Hoje, admite-se o asilamento só quando há risco de vida ou de desagregação social e/ou econômica do usuário de drogas ou das pessoas que com ele convivem; e ocorre, em sua maioria, para populações que não têm a assistência médica e psicanalítica necessárias e por um período temporário (breve), em geral, de um mês; portanto, em situação completamente diferente da mostrada no filme. Essa internação explicitada no filme, é lamentável e condenável. O filme induz à generalização de um modelo de internação já superado, como se ocorresse, em sua maioria, ainda hoje. Uma coisa é evitar-se o asilamento repressivo e desumano, porque desnecessário, porque torturante, repetindo equívocos da psiquiatria dos séc. XVIII e XIX; deve-se evitar o tratamento clinicamente incompetente do sucessor do "endemoniado" medieval. Outra, bem diferente, é abolir-se o asilamento em casos onde há o risco de vida (própria ou de outrem). Vamos usar um outro exemplo para ficar mais claro: o fato de alguns hospitais sabidamente cometerem uma série de imprudências com nasciturnos, não vai acarretar o também fato de que se passe a proibir a existência de maternidades. O raciocínio é idêntico. Para a proteção da vida tanto as maternidades como os hospitais psiquiátricos são igualmente necessários e indispensáveis e o filme trata essa questão como se, nos dias de hoje, não existissem asilamentos singulares competentes e com divisões específicas para cada estrutura psíquica. Aquele asilamento colocava no mesmo "saco" da "doença mental", paranóicos e dependentes de drogas, o que já foi exaustivamente denunciado na obra de Michael Foucault nos anos 60.

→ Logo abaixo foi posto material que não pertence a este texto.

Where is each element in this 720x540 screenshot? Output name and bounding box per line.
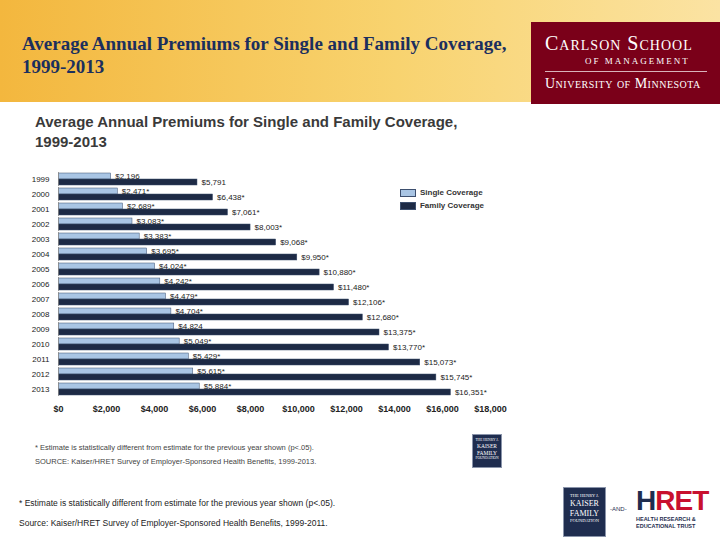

Parece-me que, diante do absurdo daquele asilamento, o filme pode promover uma identificação com a vítima e, assim, ele passa a ter um caráter tolerante para com a drogadicção, banalizando, dessa forma, o uso da droga. Uma pessoa que estava ao meu lado no cinema, ao final do filme falou: "fizeram um bicho de 7 cabeças com a maconha do menino, antes ele tivesse ficado com ela". Do ponto de vista lacaneano do "Kant com Sade", que é um texto de Lacan nos Escritos (1966), "a severidade repressiva gera a identificação à vítima e às suas razões", e o caráter de vitimação é o pior caminho para qualquer possibilidade de recuperação e/ou cura.
Então, o que quero salientar é que não dá para se falar em droga hoje, levando-se em conta apenas o seu caráter contestatório próprio dos anos 60 e 70. Isso é passado. Hoje, os atos recentes mostram que guerrilheiros, terroristas e traficantes têm-se misturado bastante, colocando em risco o mundo; vide, por exemplo, os Talibãs que viviam da venda de heroína. Então, não se pode ser complacente e tolerante para com a drogadicção e já existem maneiras diferentes da apresentada no filme para se tratar o dependente de drogas. Aliás, o foco do filme não foi o tratamento e sim o não tratamento, talvez sua "suposta não necessidade".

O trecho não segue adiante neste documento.